Iran MP says UN human rights envoy is Mossad, CIA agent

Ahmed Shaheed, a former Maldives foreign minister, has slammed Tehran for executions, torture, oppression of women

Ahmed Shaheed addresses the UN General Assembly in 2005. (photo credit: AP/John Marshall Mantel)
Ahmed Shaheed addresses the UN General Assembly in 2005. (photo credit: AP/John Marshall Mantel)

An Iranian lawmaker lambasted the United Nation’s special human rights monitor in Iran on Saturday, accusing him of being an agent for both American and Israeli intelligence.

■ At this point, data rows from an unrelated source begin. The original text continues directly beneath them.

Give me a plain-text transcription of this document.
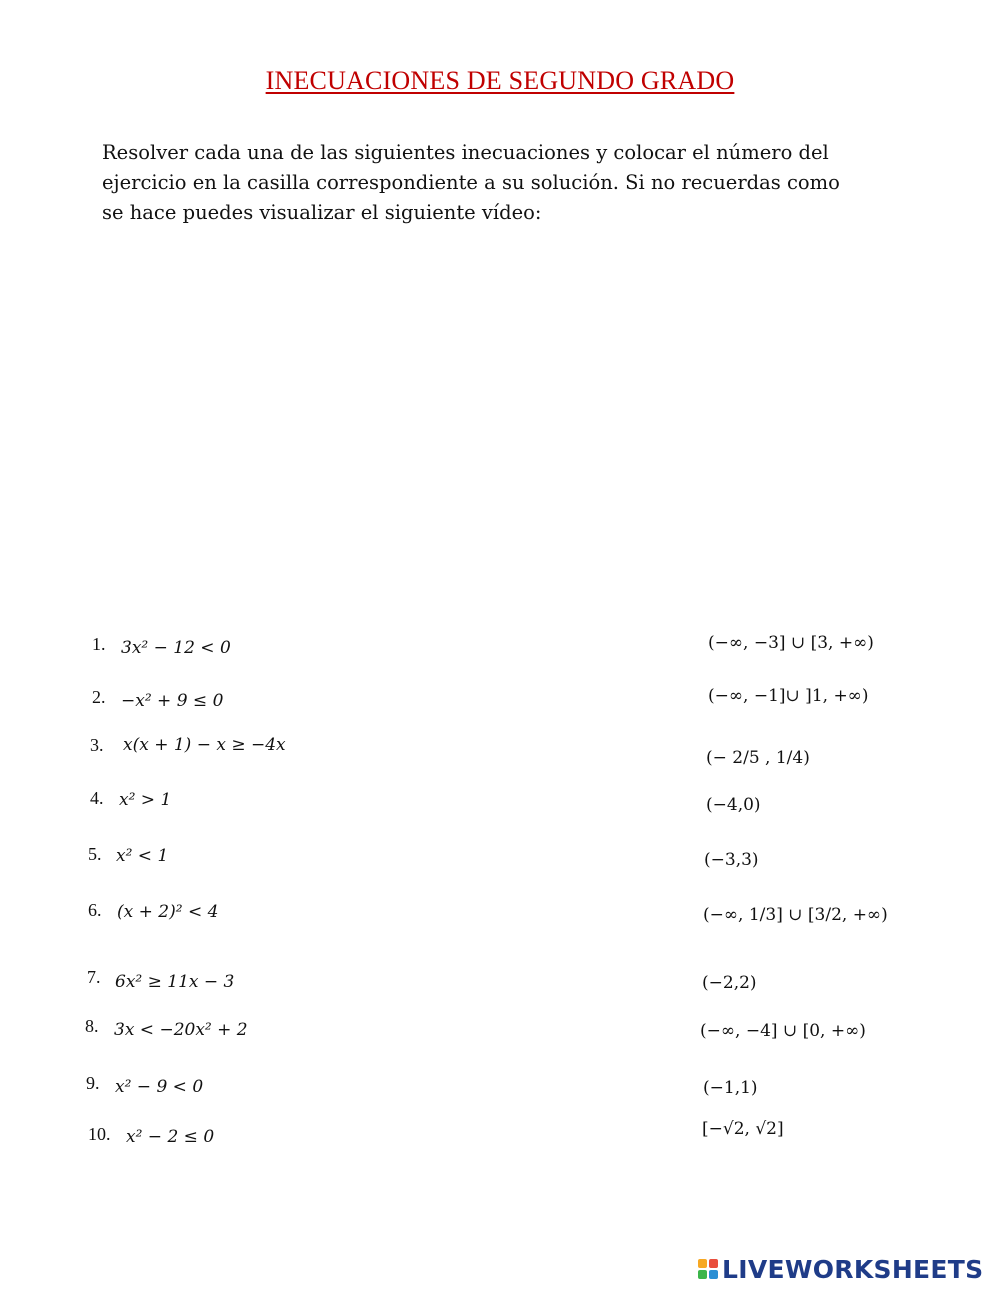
INECUACIONES DE SEGUNDO GRADO
Resolver cada una de las siguientes inecuaciones y colocar el número del
ejercicio en la casilla correspondiente a su solución. Si no recuerdas como
se hace puedes visualizar el siguiente vídeo:
1. 3x² − 12 < 0
2. −x² + 9 ≤ 0
3. x(x + 1) − x ≥ −4x
4. x² > 1
5. x² < 1
6. (x + 2)² < 4
7. 6x² ≥ 11x − 3
8. 3x < −20x² + 2
9. x² − 9 < 0
10. x² − 2 ≤ 0
(−∞, −3] ∪ [3, +∞)
(−∞, −1]∪ ]1, +∞)
(− 2/5 , 1/4)
(−4,0)
(−3,3)
(−∞, 1/3] ∪ [3/2, +∞)
(−2,2)
(−∞, −4] ∪ [0, +∞)
(−1,1)
[−√2, √2]
LIVEWORKSHEETS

Earlier this month, special rapporteur Ahmed Shaheed filed a report with the UN Human Rights Council blasting Tehran’s faltering human rights record, and its “lack of adherence to the rule of law as well as a failure to investigate complaints and to bring human rights violators to justice.”

MP Seyyed Hossein Naqavi Hosseini was quoted by the semi-official Fars news agency as saying, “All fair and independent human rights bodies are well aware that Shaheed works as an agent for the Zionist regime and also the CIA.”

He said Iran was “familiar with the man’s character,” Fars reported, without elaborating on what Hosseini meant.

Shaheed is a former Maldivian foreign minister who was elected to the UN post almost three years ago.

The official Islamic Republic News Agency reported that Hosseini charged Shaheed with compiling his reports to the United Nations based on information he receives from the Mossad and a leftist Iranian revolutionary group known as the Mojahedin-e-Khalq.

Hosseini has previously charged that international sanctions against the Islamic Republic violated human rights.

Hosseini’s virulent allegations came a day after the Human Rights Council expressed concern that Iran had, despite small improvements, made grave human rights violations over the past year. The UN body also extended Shaheed’s mission by one more year, a move which Hosseini charged “serves to gain time to level yet more accusations again Iran.” The Human Rights Council called on Iran to grant Shaheed access to the country, a measure it has heretofore refused to permit. 

“Shaheed is the only one among these rapporteurs who repeatedly gets reinstated every time his time of service ends,” Hosseini said, and called for Shaheed’s replacement. 

During the council’s meeting Friday, both Shaheed and UN Secretary General Ban Ki-moon spoke about Iran’s use of torture and executions, oppression of women and minorities, and imprisonment of journalists and human rights activists as examples of its human rights violations.

Iran’s envoy to the UN human rights body, Mohsen Naziri Asl, also attacked Shaheed and his “baseless allegations” against the Islamic Republic, adding that he was trying to create a rift between Tehran and other countries.